Il piano è inclinato e si va dritti dritti verso un nuovo disastro per il Partito Democratico dopo le elezioni del 25 settembre. se nessuno sarà in grado d'intervenire per raddrizzarlo. Il campo largo è morto e sepolto ma al momento non c'è nessuna alternativa credibile e le elezioni regionali nel Lazio sono dietro l'angolo (gennaio 2023). Nicola Zingaretti, eletto in parlamento, si dimetterà a breve con qualche mese di anticipo sulla fine del suo mandato. Almeno formalmente alla Pisana il PD, Azione e Italia Viva, il Movimento 5 Stelle governano oggi tutti insieme. Ma è chiaro che l'attenzione è rivolta a quello che accadrà dopo.
"La partita è contendibile, non è già persa se costruiamo le giuste alleanze". Ne sono convinti in casa del Partito Democratico, consapevoli anche che il centrodestra non è poi così unito nonostante il trionfo, e che Fratelli d'Italia, che rivendica per sé la scelta del candidato nel Lazio, è al momento sguarnita di nomi di peso da lanciare nella corsa a governatore.

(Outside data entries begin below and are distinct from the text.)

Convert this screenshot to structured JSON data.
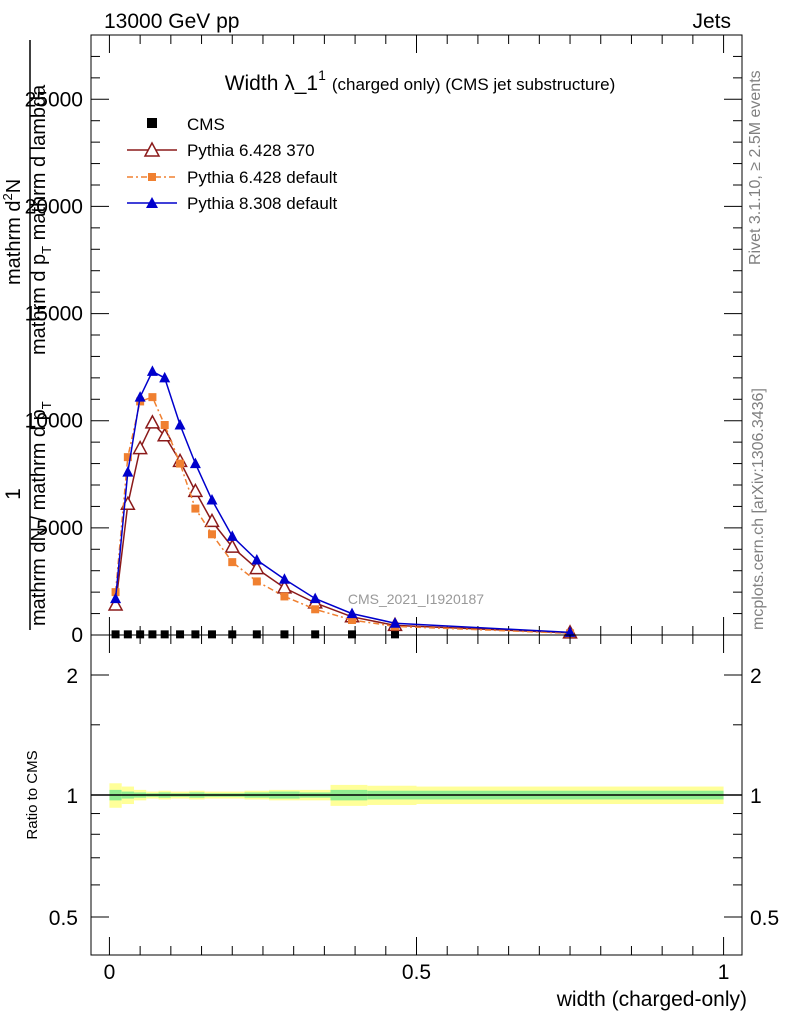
{
  "header": {
    "left": "13000 GeV pp",
    "right": "Jets"
  },
  "side_labels": {
    "rivet": "Rivet 3.1.10, ≥ 2.5M events",
    "mcplots": "mcplots.cern.ch [arXiv:1306.3436]"
  },
  "watermark": "CMS_2021_I1920187",
  "chart_data": [
    {
      "type": "line",
      "title": "Width λ_1¹ (charged only) (CMS jet substructure)",
      "title_main": "Width λ_1",
      "title_sup": "1",
      "title_rest": "(charged only) (CMS jet substructure)",
      "ylabel": "1 / mathrm dN / mathrm d p_T mathrm d N / mathrm d p_T mathrm d lambda",
      "ylabel_parts": {
        "frac_num": "1",
        "frac_den": "mathrm dN / mathrm d p",
        "frac_den_sub": "T",
        "main_line1": "mathrm d",
        "main_line1_sup": "2",
        "main_line1_rest": "N",
        "main_line2": "mathrm d p",
        "main_line2_sub": "T",
        "main_line2_rest": " mathrm d lambda"
      },
      "xlim": [
        -0.03,
        1.03
      ],
      "ylim": [
        0,
        28000
      ],
      "yticks": [
        0,
        5000,
        10000,
        15000,
        20000,
        25000
      ],
      "ytick_labels": [
        "0",
        "5000",
        "10000",
        "15000",
        "20000",
        "25000"
      ],
      "legend_placement": "top-left",
      "x": [
        0.01,
        0.03,
        0.05,
        0.07,
        0.09,
        0.115,
        0.14,
        0.167,
        0.2,
        0.24,
        0.285,
        0.335,
        0.395,
        0.465,
        0.75
      ],
      "series": [
        {
          "name": "CMS",
          "color": "#000000",
          "marker": "square",
          "values": [
            30,
            30,
            30,
            30,
            30,
            30,
            30,
            30,
            30,
            30,
            30,
            30,
            30,
            30,
            30
          ]
        },
        {
          "name": "Pythia 6.428 370",
          "color": "#8b1a1a",
          "marker": "triangle-open",
          "line": "solid",
          "values": [
            1400,
            6100,
            8700,
            9900,
            9300,
            8100,
            6700,
            5300,
            4100,
            3100,
            2200,
            1500,
            850,
            450,
            100
          ]
        },
        {
          "name": "Pythia 6.428 default",
          "color": "#f08030",
          "marker": "square",
          "line": "dashdot",
          "values": [
            2000,
            8300,
            10900,
            11100,
            9800,
            8000,
            5900,
            4700,
            3400,
            2500,
            1800,
            1200,
            700,
            400,
            80
          ]
        },
        {
          "name": "Pythia 8.308 default",
          "color": "#0000cc",
          "marker": "triangle",
          "line": "solid",
          "values": [
            1700,
            7600,
            11100,
            12300,
            12000,
            9800,
            8000,
            6300,
            4600,
            3500,
            2600,
            1700,
            1000,
            550,
            120
          ]
        }
      ]
    },
    {
      "type": "area",
      "ylabel": "Ratio to CMS",
      "xlabel": "width (charged-only)",
      "xlim": [
        -0.03,
        1.03
      ],
      "ylim": [
        0.35,
        2.3
      ],
      "xticks": [
        0,
        0.5,
        1
      ],
      "xtick_labels": [
        "0",
        "0.5",
        "1"
      ],
      "yticks": [
        0.5,
        1,
        2
      ],
      "ytick_labels": [
        "0.5",
        "1",
        "2"
      ],
      "band_edges": [
        0,
        0.02,
        0.04,
        0.06,
        0.08,
        0.1,
        0.13,
        0.155,
        0.18,
        0.22,
        0.26,
        0.31,
        0.36,
        0.42,
        0.5,
        1.0
      ],
      "band_stat_low": [
        0.97,
        0.98,
        0.985,
        0.99,
        0.985,
        0.99,
        0.985,
        0.99,
        0.99,
        0.985,
        0.98,
        0.985,
        0.97,
        0.975,
        0.975
      ],
      "band_stat_high": [
        1.03,
        1.02,
        1.015,
        1.01,
        1.015,
        1.01,
        1.015,
        1.01,
        1.01,
        1.015,
        1.02,
        1.015,
        1.03,
        1.025,
        1.025
      ],
      "band_tot_low": [
        0.93,
        0.95,
        0.97,
        0.98,
        0.975,
        0.98,
        0.975,
        0.98,
        0.98,
        0.975,
        0.97,
        0.97,
        0.94,
        0.945,
        0.95
      ],
      "band_tot_high": [
        1.07,
        1.05,
        1.03,
        1.02,
        1.025,
        1.02,
        1.025,
        1.02,
        1.02,
        1.025,
        1.03,
        1.03,
        1.06,
        1.055,
        1.05
      ],
      "stat_color": "#90ee90",
      "total_color": "#ffff99"
    }
  ]
}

Ma se in casa del centrodestra c'è ancora confusione, e non è in campo nessun avversario di peso, il centrosinistra non può certo fare affidamento su questo per essere competitivo. "La stagione di governo di Nicola Zingaretti, soprattutto in riferimento alla pandemia, è un patrimonio da non disperdere e da capitalizzare. Ma è chiaro che la prima cosa da fare è confermare il quadro delle alleanze", dice sempre un dirigente dem, reduce dalla lunga direzione nazionale di ieri sull'analisi della sconfitta e sull'apertura della fase congressuale.
Il problema è che confermare il quadro delle alleanze al momento non sembra possibile. Un'alleanza che va dal Movimento 5 Stelle al Terzo Polo? "Fantascienza", confessano anche i più ottimisti quando bisogna sostanziare il lo schieramento elettorale.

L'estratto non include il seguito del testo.